Asgari Ücret Tespit Komisyonu toplantısından önce ilkeleri kamuoyuyla paylaşacaklarını anlatan Arslan, "Hak-İş olarak bu ilkelerden birkaç tanesini paylaşmak istiyorum. Asgari ücretin bir çalışan için değil, dört kişilik bir aile için belirlenmesini istiyoruz. Asgari Ücret Tespit Komisyonu‘nun yapısının yeniden değerlendirilip, genişletilmesini istiyoruz. Asgari ücret tespit edilirken uluslararası alandaki, özellikle gelişmiş demokratik ülkelerdeki asgari ücretten farklı olduğunu herkesin bilmesini istiyorum. Asgari ücret Batı'da bir geçim ücreti değildir, Batı'da bir kriterdir. Bu ücret en az ücrettir. Fakat bizim ülkemizde asgari ücret başka bir şeydir." dedi.
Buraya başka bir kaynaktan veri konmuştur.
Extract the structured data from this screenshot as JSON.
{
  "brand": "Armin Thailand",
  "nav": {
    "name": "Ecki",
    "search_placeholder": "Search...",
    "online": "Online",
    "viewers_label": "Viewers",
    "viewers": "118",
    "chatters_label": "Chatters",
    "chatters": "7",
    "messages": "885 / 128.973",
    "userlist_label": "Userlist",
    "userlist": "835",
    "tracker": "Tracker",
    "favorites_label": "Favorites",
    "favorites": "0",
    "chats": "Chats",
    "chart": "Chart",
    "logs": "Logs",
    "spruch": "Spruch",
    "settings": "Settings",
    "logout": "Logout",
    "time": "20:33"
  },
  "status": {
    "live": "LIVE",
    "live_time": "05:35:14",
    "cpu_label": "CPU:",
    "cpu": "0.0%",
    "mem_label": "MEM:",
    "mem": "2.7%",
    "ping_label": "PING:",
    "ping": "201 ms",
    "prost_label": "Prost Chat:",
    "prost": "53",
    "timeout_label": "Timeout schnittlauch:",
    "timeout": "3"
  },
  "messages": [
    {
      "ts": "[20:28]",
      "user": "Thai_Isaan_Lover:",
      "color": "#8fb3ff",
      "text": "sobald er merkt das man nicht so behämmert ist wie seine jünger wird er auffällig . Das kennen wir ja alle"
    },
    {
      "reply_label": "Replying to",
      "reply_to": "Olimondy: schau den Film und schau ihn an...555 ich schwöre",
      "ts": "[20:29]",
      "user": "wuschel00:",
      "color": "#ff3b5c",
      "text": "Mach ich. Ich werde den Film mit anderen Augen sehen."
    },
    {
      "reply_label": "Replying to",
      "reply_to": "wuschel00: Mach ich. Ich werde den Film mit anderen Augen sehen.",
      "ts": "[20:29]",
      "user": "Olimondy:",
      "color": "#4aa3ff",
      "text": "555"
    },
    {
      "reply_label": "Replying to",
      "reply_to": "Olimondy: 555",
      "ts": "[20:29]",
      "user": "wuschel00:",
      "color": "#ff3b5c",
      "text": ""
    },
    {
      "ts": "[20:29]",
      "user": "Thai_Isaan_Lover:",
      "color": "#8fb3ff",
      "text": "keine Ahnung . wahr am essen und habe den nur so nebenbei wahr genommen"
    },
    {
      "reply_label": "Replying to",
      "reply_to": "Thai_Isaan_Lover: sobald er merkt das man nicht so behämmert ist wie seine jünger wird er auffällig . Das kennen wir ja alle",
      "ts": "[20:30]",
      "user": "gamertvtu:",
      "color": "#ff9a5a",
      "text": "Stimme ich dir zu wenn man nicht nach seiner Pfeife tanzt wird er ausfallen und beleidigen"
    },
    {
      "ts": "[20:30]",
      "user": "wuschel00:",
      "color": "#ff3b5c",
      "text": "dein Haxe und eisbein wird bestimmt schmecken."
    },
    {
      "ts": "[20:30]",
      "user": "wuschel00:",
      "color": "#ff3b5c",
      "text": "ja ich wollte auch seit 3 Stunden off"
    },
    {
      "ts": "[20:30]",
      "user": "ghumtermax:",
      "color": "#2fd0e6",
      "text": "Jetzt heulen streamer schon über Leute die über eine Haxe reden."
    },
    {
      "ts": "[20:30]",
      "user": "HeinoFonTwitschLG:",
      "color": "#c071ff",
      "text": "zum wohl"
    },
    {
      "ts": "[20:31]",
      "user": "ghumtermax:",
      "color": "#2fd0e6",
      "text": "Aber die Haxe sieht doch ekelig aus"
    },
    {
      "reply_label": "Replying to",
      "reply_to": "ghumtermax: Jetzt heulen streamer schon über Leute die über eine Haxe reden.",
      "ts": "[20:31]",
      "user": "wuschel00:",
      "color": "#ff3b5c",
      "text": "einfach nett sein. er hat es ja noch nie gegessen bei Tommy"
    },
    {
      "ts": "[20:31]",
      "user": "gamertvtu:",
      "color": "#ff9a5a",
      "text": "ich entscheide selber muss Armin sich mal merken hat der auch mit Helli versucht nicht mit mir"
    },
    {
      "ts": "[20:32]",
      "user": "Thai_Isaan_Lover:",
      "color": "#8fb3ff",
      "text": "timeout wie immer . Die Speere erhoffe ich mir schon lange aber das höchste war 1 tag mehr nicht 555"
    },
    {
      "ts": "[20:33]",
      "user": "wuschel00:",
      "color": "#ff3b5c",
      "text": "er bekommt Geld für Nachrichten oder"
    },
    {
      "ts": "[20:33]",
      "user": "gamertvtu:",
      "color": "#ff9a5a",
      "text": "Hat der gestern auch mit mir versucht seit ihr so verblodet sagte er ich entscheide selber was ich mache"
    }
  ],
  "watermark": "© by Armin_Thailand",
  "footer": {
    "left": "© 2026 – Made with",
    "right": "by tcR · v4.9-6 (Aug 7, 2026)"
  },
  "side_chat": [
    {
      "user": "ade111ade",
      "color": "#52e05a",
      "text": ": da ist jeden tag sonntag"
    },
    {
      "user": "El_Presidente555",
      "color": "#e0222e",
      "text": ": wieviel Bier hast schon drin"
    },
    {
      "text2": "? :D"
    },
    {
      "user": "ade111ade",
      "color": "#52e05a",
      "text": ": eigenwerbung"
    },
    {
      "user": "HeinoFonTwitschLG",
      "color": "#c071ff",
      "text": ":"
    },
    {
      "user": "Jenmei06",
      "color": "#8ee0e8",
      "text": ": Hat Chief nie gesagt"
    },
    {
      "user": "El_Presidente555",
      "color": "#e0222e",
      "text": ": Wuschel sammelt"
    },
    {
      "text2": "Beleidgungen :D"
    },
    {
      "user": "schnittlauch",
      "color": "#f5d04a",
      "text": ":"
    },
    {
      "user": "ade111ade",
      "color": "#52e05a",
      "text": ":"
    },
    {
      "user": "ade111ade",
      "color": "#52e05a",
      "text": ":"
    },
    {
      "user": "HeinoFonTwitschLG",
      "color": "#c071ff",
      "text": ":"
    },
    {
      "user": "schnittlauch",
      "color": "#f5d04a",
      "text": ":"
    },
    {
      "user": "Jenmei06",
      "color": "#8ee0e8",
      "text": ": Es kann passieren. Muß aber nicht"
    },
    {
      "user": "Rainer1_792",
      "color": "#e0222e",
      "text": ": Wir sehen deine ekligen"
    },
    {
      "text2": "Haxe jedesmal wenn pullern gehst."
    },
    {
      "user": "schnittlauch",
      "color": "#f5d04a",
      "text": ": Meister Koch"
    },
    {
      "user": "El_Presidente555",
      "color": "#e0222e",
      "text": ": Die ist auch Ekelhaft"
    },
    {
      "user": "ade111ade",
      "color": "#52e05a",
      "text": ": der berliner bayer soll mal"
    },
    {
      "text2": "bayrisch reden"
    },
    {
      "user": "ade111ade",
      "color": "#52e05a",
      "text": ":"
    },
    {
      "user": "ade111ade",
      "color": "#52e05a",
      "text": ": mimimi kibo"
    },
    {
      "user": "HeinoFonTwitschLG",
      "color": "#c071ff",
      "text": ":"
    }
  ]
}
Son günlerde yaşanan döviz dalgalanmasına da değinen Arslan, konuşmasını şöyle sürdürdü:

"Özellikle son yaşadığımız döviz, altın krizinde maalesef geçmiş alışkanlıklarımız bazı siyasi anlayışlar tarafından yeniden gündeme taşındı. Nedendir bilinmez, Türkiye 18 defa IMF ile stand-by anlaşması yapmış, bu konuda dünyada en tecrübeli ülkelerden bir tanesiyiz. Maalesef muhalefetten bir kısım siyasi aktörler Türkiye’nin yeniden IMF ile bir anlaşma yapmasını seslendirmeye başladılar. Belki çoğunuz şunu bilmez, biz IMF reçetelerinin uygulandığı her dönem Türkiye için büyük krizlere neden olmuştur. İşsizlik aynı zamanda adaletsiz bir gelir dağılımı, aynı zamanda yüksek fiyat hareketleri ve siyasi krizleri de beraberinde getiren IMF anlaşmalarına yeniden dönmek, Türkiye’ye en büyük kötülüklerden bir tanesidir. Ben bu konudaki kararlı tutumundan dolayı, bütün yönlendirmelere, bütün yol arayışlarına rağmen, işverenlerin tehditlerine rağmen, bir kısım güç odaklarının IMF ile anlaşın baskısına rağmen, bu baskılara direnen ve IMF ile biz yollarımızı 2013’te ayırdık bir daha birleşmeyeceğiz diyen Sayın Cumhurbaşkanımıza teşekkür ediyoruz ve ona destek oluyoruz." dedi.